Protolychnis marginata

Scientific classification
- Domain: Eukaryota
- Kingdom: Animalia
- Phylum: Arthropoda
- Class: Insecta
- Order: Lepidoptera
- Family: Lecithoceridae
- Genus: Protolychnis
- Species: P. marginata
- Binomial name: Protolychnis marginata (Walsingham, 1891)
- Synonyms: Lecithocera marginata Walsingham, 1891;

= Protolychnis marginata =

- Authority: (Walsingham, 1891)
- Synonyms: Lecithocera marginata Walsingham, 1891

Species of moth

Protolychnis marginata is a moth in the family Lecithoceridae. It was described by Thomas de Grey in 1891. It is found in Gambia, Sudan and South Africa.

The wingspan is about 14 mm.
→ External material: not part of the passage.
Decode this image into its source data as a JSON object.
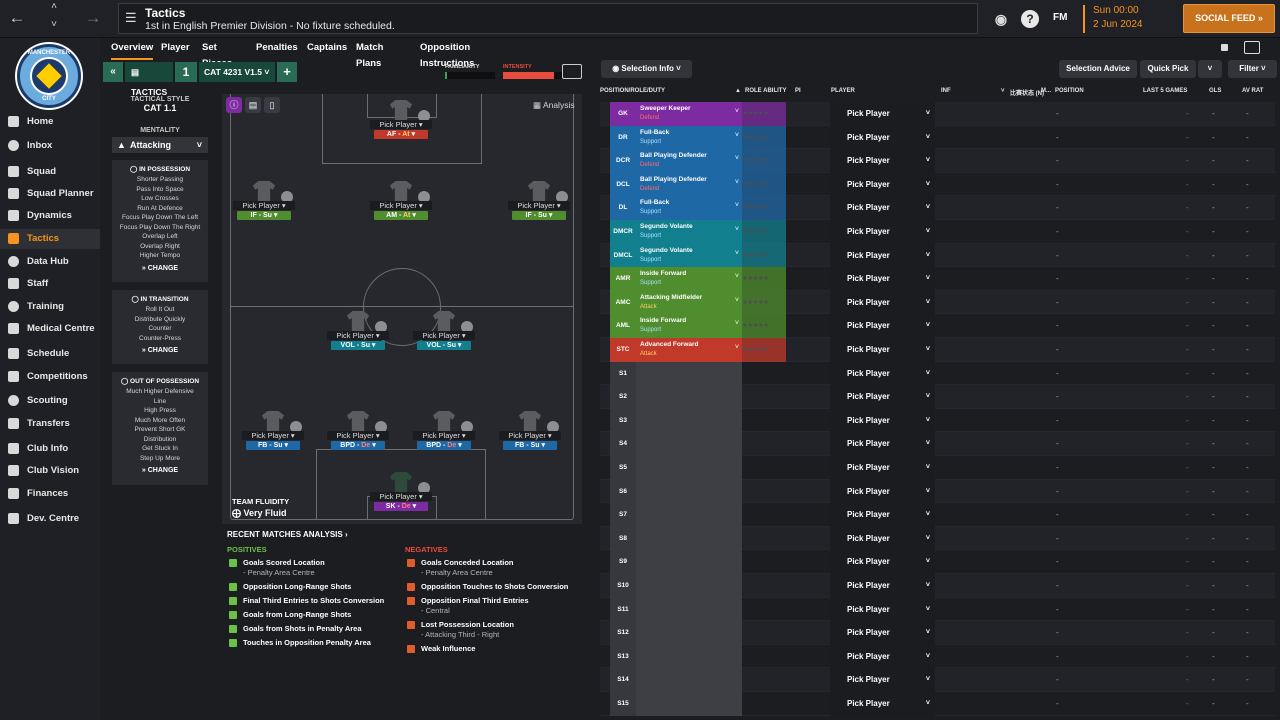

The forewings are tawny fuscous, narrowly pale ochreous along the costa to a little beyond the middle. This pale ochreous costal streak is wider at the base, tapering outwards, and there is a fuscous shade on the extreme costal margin at the base. On the dark portion of the wing are two small obscure dark tawny brown spots, one at the upper edge of the cell before the middle, another just beyond the middle at the end of the cell, and equidistant from the costal and dorsal margins. The hindwings are grey.